Knowing whether you are a matcher or a mismatcher or neither can make life much easier. These terms are used in Neuro-Linguistic Programming (NLP) as a person’s ‘Meta-Program’ to describe a person’s habitual thinking patterns. Let’s find out more.
What is a mismatcher?
In conversations, for example, a mismatcher is a person who will automatically search for something that is different from what you have said. They will look for something that is the opposite or an exception.
Favorite statement of mismatchers include:
- Yes, but…
- This won’t work because…
- No, I prefer it [the other way to what you proposed… ]
- It depends…
Mismatchers are great to have around when you need someone to proofread your work or check for possible failures before launching a product. On the other hand they are pain the neck at the stage of developing a new idea or brainstorming for a project.
The extreme mismatcher will do the opposite of anything they are asked to do. They are called polarity responders.
A true mismatcher will also mismatch themselves. If you notice that when you want to make a decision yourself and you hone in on your thoughts and hear statements like: ‘But if I do this, then… I might need to do the opposite, just in case… ‘
Mismatchers often find it challenging to follow their intuition or gut instinct because their mind is so programmed to then propose or steer in the opposite direction. This can become a truly tiring habit and there is often a great deal of mental energy wasted in jumping from one side to the opposite, back and forth until the original intuition is totally diluted.

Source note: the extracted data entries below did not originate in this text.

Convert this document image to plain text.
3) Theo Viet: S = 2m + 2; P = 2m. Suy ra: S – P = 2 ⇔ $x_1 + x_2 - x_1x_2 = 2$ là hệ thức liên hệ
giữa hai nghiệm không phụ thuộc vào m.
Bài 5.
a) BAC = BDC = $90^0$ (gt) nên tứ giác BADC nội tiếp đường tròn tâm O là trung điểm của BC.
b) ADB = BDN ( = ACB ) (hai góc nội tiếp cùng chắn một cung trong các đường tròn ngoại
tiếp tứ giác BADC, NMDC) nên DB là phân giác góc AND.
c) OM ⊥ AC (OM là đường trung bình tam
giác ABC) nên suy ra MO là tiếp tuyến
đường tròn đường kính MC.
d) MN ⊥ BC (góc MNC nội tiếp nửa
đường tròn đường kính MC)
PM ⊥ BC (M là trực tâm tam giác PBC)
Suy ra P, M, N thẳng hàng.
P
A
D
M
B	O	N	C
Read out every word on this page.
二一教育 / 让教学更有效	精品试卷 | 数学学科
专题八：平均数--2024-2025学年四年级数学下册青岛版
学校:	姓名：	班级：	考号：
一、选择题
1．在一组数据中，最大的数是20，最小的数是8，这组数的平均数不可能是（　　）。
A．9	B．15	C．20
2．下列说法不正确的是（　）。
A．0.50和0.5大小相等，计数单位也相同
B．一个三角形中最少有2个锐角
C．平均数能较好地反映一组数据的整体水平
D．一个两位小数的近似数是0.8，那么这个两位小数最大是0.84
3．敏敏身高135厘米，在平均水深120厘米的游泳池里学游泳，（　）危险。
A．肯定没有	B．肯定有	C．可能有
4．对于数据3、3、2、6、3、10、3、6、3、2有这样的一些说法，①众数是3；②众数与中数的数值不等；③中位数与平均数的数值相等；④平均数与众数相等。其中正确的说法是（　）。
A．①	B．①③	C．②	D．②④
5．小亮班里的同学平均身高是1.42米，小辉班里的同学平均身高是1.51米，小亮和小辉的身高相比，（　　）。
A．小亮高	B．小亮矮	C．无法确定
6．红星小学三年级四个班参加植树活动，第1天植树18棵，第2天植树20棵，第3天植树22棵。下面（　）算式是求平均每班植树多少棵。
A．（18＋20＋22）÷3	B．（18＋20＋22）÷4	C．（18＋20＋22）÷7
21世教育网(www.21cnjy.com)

If you mismatch yourself you are the only one able to catch you at your game and stop it. Your automatic thoughts of mismatching might not stop for a long time but you can decide not to give them too much notice and start following your first inkling. The first step was reading this article…
Dealing with mismatchers
Trying to win a mismatcher over to your ideas can be a challenge in itself if you don’t know some basic tricks. As mentioned previously they are great fault finders so don’t enrol them in the beginning phase of your idea. Use negative psychology and phrase your ideas in the negative, like ‘I don’t know if this will work but… ‘ or ‘I’m not sure if you would like this idea… ‘.